The market’s emotional climate shows signs of improvement as well. The Crypto Fear & Greed Index has recently transitioned from the “Extreme Fear” category into the Fear zone, currently resting at 26. Although investors remain cautious, this shift indicates a recovery from the pervasive anxiety that characterized previous months. An analysis by AMBCrypto bolsters this sentiment, illustrating that long-term Bitcoin holders have re-emerged as critical market influencers. The current level of long-term holding is nearing a four-year high, echoing the accumulation phase observed in late 2022.

Several market indicators aligned on March 17 as Bitcoin priced at approximately $74,057, hinting that bearish pressure could be waning. The combination of burgeoning institutional demand, long-term holding strategies, and improving market sentiment suggests that the current upward movement may signify more than a transient rebound. After a prolonged period of uncertainty, buyers appear to be gradually regaining control.

A Converging Landscape: Opportunities Ahead

The transformation of the U.S. digital asset marketplace into a more competitive and liquid environment offers new opportunities for traders and investors alike. Deeper liquidity on U.S. platforms facilitates larger trades with minimized price impact, enhancing trading strategies and capital efficiency. Growing institutional interest, particularly through Bitcoin ETFs, strengthens market stability and signals confidence. As more Bitcoin flows into private storage, the supply constriction may serve as a catalyst for upward price movements, further incorporating the U.S. exchanges into the global narrative of digital assets.

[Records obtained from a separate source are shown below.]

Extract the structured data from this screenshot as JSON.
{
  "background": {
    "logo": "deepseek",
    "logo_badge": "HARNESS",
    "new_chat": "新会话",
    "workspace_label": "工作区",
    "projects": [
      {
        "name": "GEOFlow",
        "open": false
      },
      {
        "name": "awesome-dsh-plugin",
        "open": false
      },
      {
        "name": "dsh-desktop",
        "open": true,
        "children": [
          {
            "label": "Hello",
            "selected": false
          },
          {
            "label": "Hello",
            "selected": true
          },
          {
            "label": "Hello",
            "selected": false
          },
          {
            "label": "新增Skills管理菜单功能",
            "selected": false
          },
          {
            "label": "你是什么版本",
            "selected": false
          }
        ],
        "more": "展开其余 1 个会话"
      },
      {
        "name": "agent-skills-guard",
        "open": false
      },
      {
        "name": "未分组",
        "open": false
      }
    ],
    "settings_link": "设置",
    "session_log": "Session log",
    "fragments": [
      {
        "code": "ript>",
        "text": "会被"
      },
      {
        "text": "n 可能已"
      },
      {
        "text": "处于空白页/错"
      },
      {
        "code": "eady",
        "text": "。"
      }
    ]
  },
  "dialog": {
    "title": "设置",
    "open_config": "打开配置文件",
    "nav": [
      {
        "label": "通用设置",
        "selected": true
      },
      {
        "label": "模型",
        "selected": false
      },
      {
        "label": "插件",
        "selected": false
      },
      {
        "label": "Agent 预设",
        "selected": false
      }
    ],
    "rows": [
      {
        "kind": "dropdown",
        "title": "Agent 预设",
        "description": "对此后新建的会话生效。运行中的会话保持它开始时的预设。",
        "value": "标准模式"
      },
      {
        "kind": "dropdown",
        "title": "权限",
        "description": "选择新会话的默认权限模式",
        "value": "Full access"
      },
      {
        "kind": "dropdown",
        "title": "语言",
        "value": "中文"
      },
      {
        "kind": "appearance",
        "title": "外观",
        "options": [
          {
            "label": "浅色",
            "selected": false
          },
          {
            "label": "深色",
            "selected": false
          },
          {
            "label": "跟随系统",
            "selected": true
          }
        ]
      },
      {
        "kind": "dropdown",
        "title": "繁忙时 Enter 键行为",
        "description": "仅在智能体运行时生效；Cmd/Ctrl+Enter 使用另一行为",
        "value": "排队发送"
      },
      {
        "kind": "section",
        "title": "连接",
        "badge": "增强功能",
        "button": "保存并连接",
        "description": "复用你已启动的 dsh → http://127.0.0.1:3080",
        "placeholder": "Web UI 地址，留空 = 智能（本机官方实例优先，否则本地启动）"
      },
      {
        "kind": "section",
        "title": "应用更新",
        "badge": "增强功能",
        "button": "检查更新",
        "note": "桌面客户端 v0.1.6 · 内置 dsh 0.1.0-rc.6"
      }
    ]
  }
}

Moreover, with regulatory bodies like the CFTC taking proactive steps towards legitimizing derivatives trading, the landscape holds the potential for robustness and growth. The strategic positioning of U.S. exchanges may enhance their influence over future Bitcoin and cryptocurrency valuations, marking a significant turning point in the industry.

Final Thoughts: Monitoring Market Developments

As the digital asset economy evolves, traders are increasingly gravitating towards platforms that offer deeper liquidity. Key liquidation clusters lying between $80K–$90K and $55K–$60K have the potential to shape Bitcoin’s immediate future. The convergence of institutional interest, long-term holding behavior, and improved market sentiment all suggest an optimistic outlook for investors. Monitoring these patterns and adjusting strategies accordingly will be crucial as market conditions continue to unfold. The U.S. stands poised to redefine its role in the global cryptocurrency landscape, and both investors and traders should remain vigilant to adapt to this dynamic environment.